Pego meus equipamentos, o celular e a chave de casa e me direciono até a minha fiel escudeira e companheira de longa data: Alexia.
- Marcos! – uma voz feminina me chama a atenção antes que suba na moto.
Trata-se de Helen, a proprietária da casa, ela mora a dois quarteirões daqui e já posso adivinhar o motivo da sua aparição.
- Oi Helen. – sorrio.
- Oi. – fala brevemente. – Está com o dinheiro do aluguel?
Ela é curta e grossa, como de costume.
- Estou indo consegui-lo. – abro os braços, mostrando meu traje.
Ela permanece com a feição sóbria.
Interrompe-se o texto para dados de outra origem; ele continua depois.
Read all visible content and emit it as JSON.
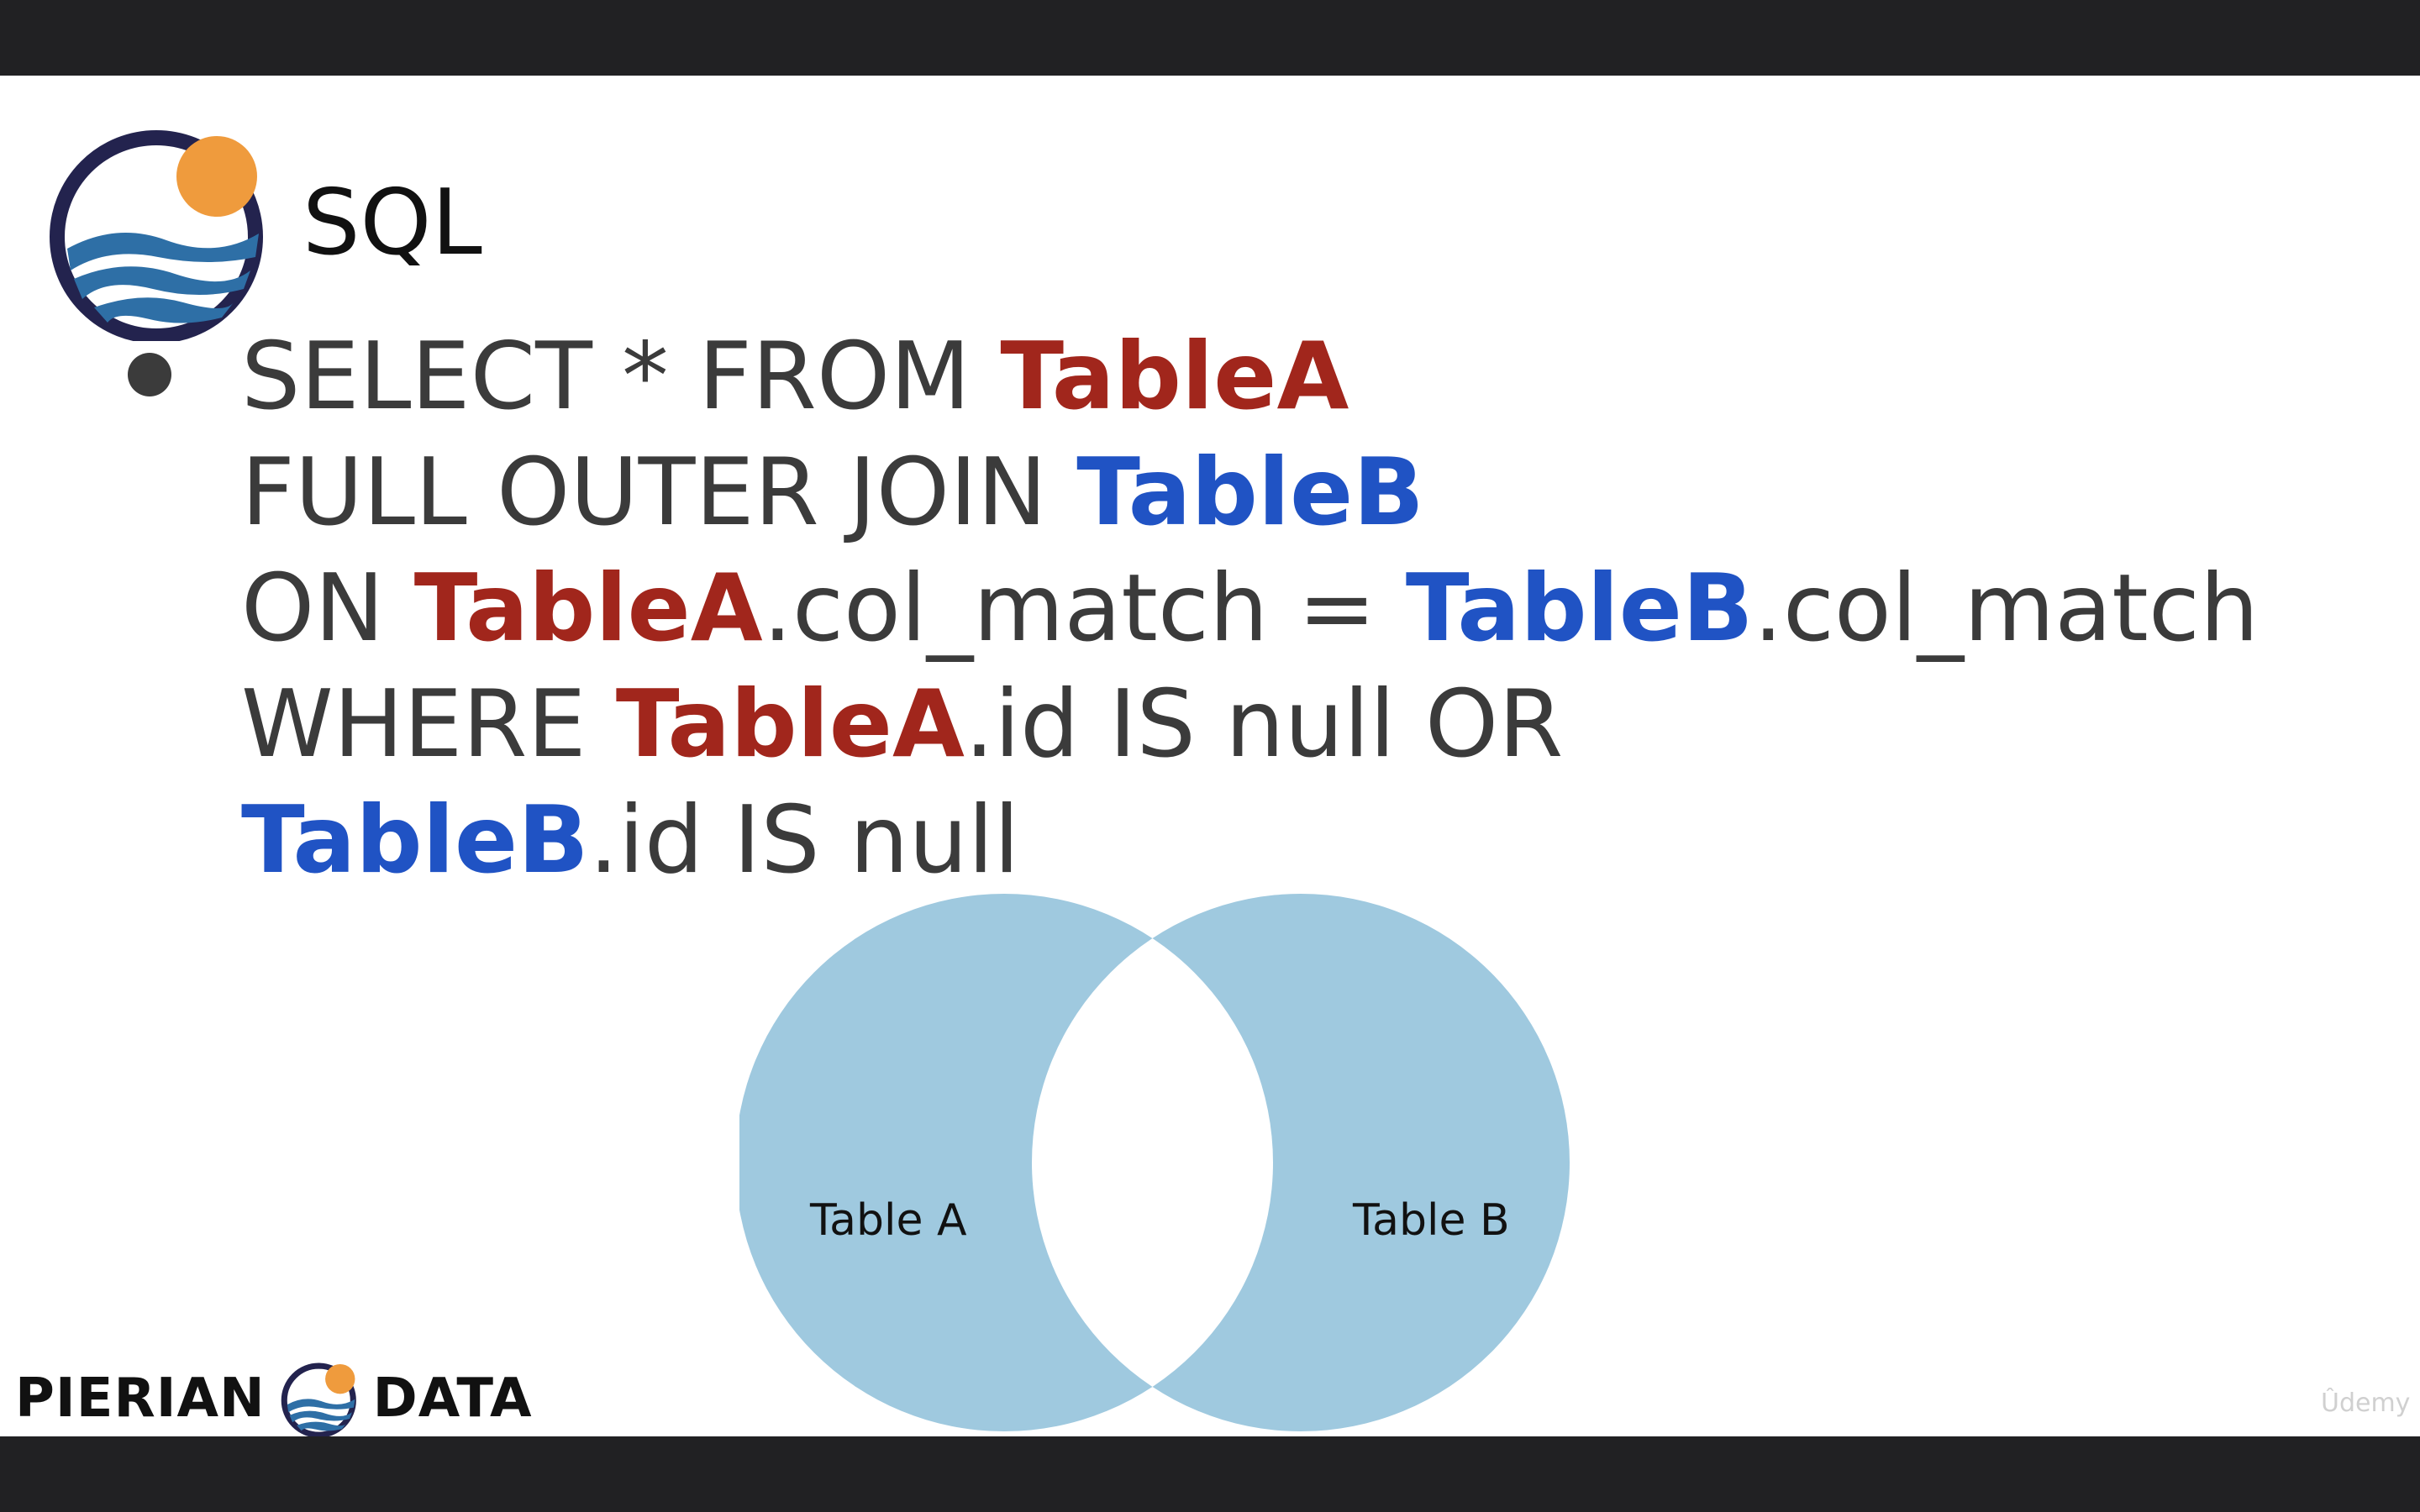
{
  "slide": {
    "title": "SQL",
    "code_lines": [
      [
        {
          "text": "SELECT * FROM ",
          "style": "plain"
        },
        {
          "text": "TableA",
          "style": "tA"
        }
      ],
      [
        {
          "text": "FULL OUTER JOIN ",
          "style": "plain"
        },
        {
          "text": "TableB",
          "style": "tB"
        }
      ],
      [
        {
          "text": "ON ",
          "style": "plain"
        },
        {
          "text": "TableA",
          "style": "tA"
        },
        {
          "text": ".col_match = ",
          "style": "plain"
        },
        {
          "text": "TableB",
          "style": "tB"
        },
        {
          "text": ".col_match",
          "style": "plain"
        }
      ],
      [
        {
          "text": "WHERE ",
          "style": "plain"
        },
        {
          "text": "TableA",
          "style": "tA"
        },
        {
          "text": ".id IS null OR",
          "style": "plain"
        }
      ],
      [
        {
          "text": "TableB",
          "style": "tB"
        },
        {
          "text": ".id IS null",
          "style": "plain"
        }
      ]
    ]
  },
  "venn": {
    "left_label": "Table A",
    "right_label": "Table B",
    "fill_color": "#9fc9df",
    "overlap_fill": "#ffffff"
  },
  "brand": {
    "left_word": "PIERIAN",
    "right_word": "DATA",
    "icon": "pierian-data-logo-icon"
  },
  "colors": {
    "tableA": "#a1261c",
    "tableB": "#2053c4",
    "text": "#3b3b3b",
    "logo_ring": "#23234e",
    "logo_sun": "#ef9b3d",
    "logo_wave": "#2e6fa6"
  },
  "watermark": "Ûdemy"
}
É difícil fazer com que essa mulher esboce qualquer reação.
- Então posso voltar amanhã?
Respiro fundo. Sei que sou o errado nessa história, mas não lhe custaria nada exercitar melhor sua paciência.
- Depois de amanhã terei o dinheiro.
Com um aceno de cabeça ela se despede, sorrio e abano a mão livre, deslizando rapidamente o olhar para sua bunda e pensando se ela seria tão mal-humorada assim na cama. Coloco o capacete e saio.
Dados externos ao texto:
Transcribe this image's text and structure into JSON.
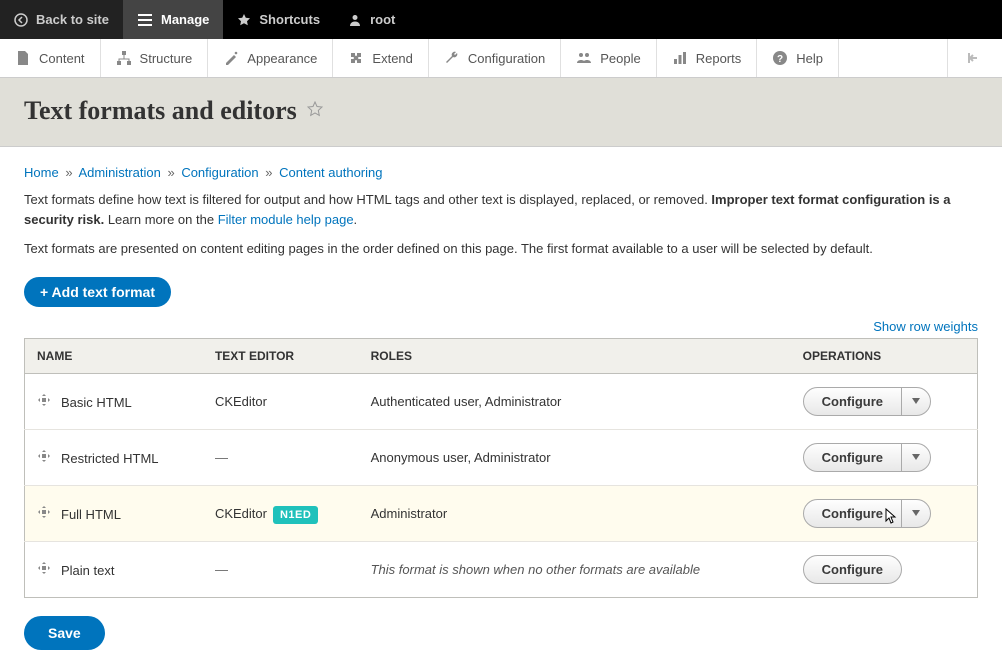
{
  "toolbar": {
    "back": "Back to site",
    "manage": "Manage",
    "shortcuts": "Shortcuts",
    "user": "root"
  },
  "adminMenu": {
    "content": "Content",
    "structure": "Structure",
    "appearance": "Appearance",
    "extend": "Extend",
    "configuration": "Configuration",
    "people": "People",
    "reports": "Reports",
    "help": "Help"
  },
  "page": {
    "title": "Text formats and editors"
  },
  "breadcrumb": {
    "home": "Home",
    "admin": "Administration",
    "config": "Configuration",
    "content_auth": "Content authoring"
  },
  "desc1_a": "Text formats define how text is filtered for output and how HTML tags and other text is displayed, replaced, or removed. ",
  "desc1_b": "Improper text format configuration is a security risk.",
  "desc1_c": " Learn more on the ",
  "desc1_link": "Filter module help page",
  "desc1_d": ".",
  "desc2": "Text formats are presented on content editing pages in the order defined on this page. The first format available to a user will be selected by default.",
  "addButton": "+ Add text format",
  "showWeights": "Show row weights",
  "table": {
    "headers": {
      "name": "Name",
      "editor": "Text Editor",
      "roles": "Roles",
      "ops": "Operations"
    },
    "rows": [
      {
        "name": "Basic HTML",
        "editor": "CKEditor",
        "badge": "",
        "roles": "Authenticated user, Administrator",
        "dropdown": true,
        "highlighted": false,
        "italic": false
      },
      {
        "name": "Restricted HTML",
        "editor": "—",
        "badge": "",
        "roles": "Anonymous user, Administrator",
        "dropdown": true,
        "highlighted": false,
        "italic": false
      },
      {
        "name": "Full HTML",
        "editor": "CKEditor",
        "badge": "N1ED",
        "roles": "Administrator",
        "dropdown": true,
        "highlighted": true,
        "italic": false
      },
      {
        "name": "Plain text",
        "editor": "—",
        "badge": "",
        "roles": "This format is shown when no other formats are available",
        "dropdown": false,
        "highlighted": false,
        "italic": true
      }
    ],
    "configure": "Configure"
  },
  "save": "Save"
}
Chego faltando trinta minutos para a cerimônia. Após estacionar, agilizo para organizar minhas coisas e montar a máquina.
- Você é o fotografo? – ouço uma voz feminina, enquanto encaixo o cartão de memória na câmera.
Uma mulher, aparentemente mais velha que eu, se aproxima.
- Sim. – tento soar o mais simpático possível.
- Sou a mãe da noiva. – se apresenta. – Antes do casamento começar, quero que fotografe o local da cerimônia e depois o salão de festas. – indica as direções à medida que fala.
- Ok.
- Tente fazer pelo menos uma pegando o espaço todo.
- Certo.
Sorri e vai em direção à entrada do salão, arrumando os pequenos arranjos dispostos na parede. Clientes, sempre arranjando algo para fazer de última hora.
Como tenho pouco tempo, deixo minha mochila com a recepcionista do clube e carrego o essencial até a área da cerimônia.
Observo antes de começar, a fim de decidir quais os melhores ângulos.
O lugar é grande, um tapete vermelho se estende do arco branco, adornado com flores plásticas, até o altar. Cadeiras acolchoadas e vasos de planta decorados com pintura manual ficam ao lado do tapete. Quase metade das cadeiras é ocupada pelos convidados. Atrás do altar, um belo painel de flores naturais recebe os toques finais. Olho para cima e admiro o teto vazado e os candelabros dourados.
Coloco uma lente grande angular e procuro o canto que me dará uma melhor visão do todo.
Mesmo após conseguir um bom clique, acho que a foto ficaria mais bonita se o local estivesse vazio. Troco para uma lente funcional 35mm e fotografo os detalhes da decoração.
Adentro o salão onde ocorrerá a festa, e fico impressionado. O local é quase o dobro do outro em tamanho. Grandes mesas retangulares estão espalhadas pelo salão, e acima delas há arranjos de flores. Nunca entenderei porque pessoas ricas gostam tanto de planta em casamento. Na extrema esquerda, vejo a mesa onde será colocado o bufê, e no fundo do lugar, homens terminam de montar a pista de dança, com direito até a globo de espelhos.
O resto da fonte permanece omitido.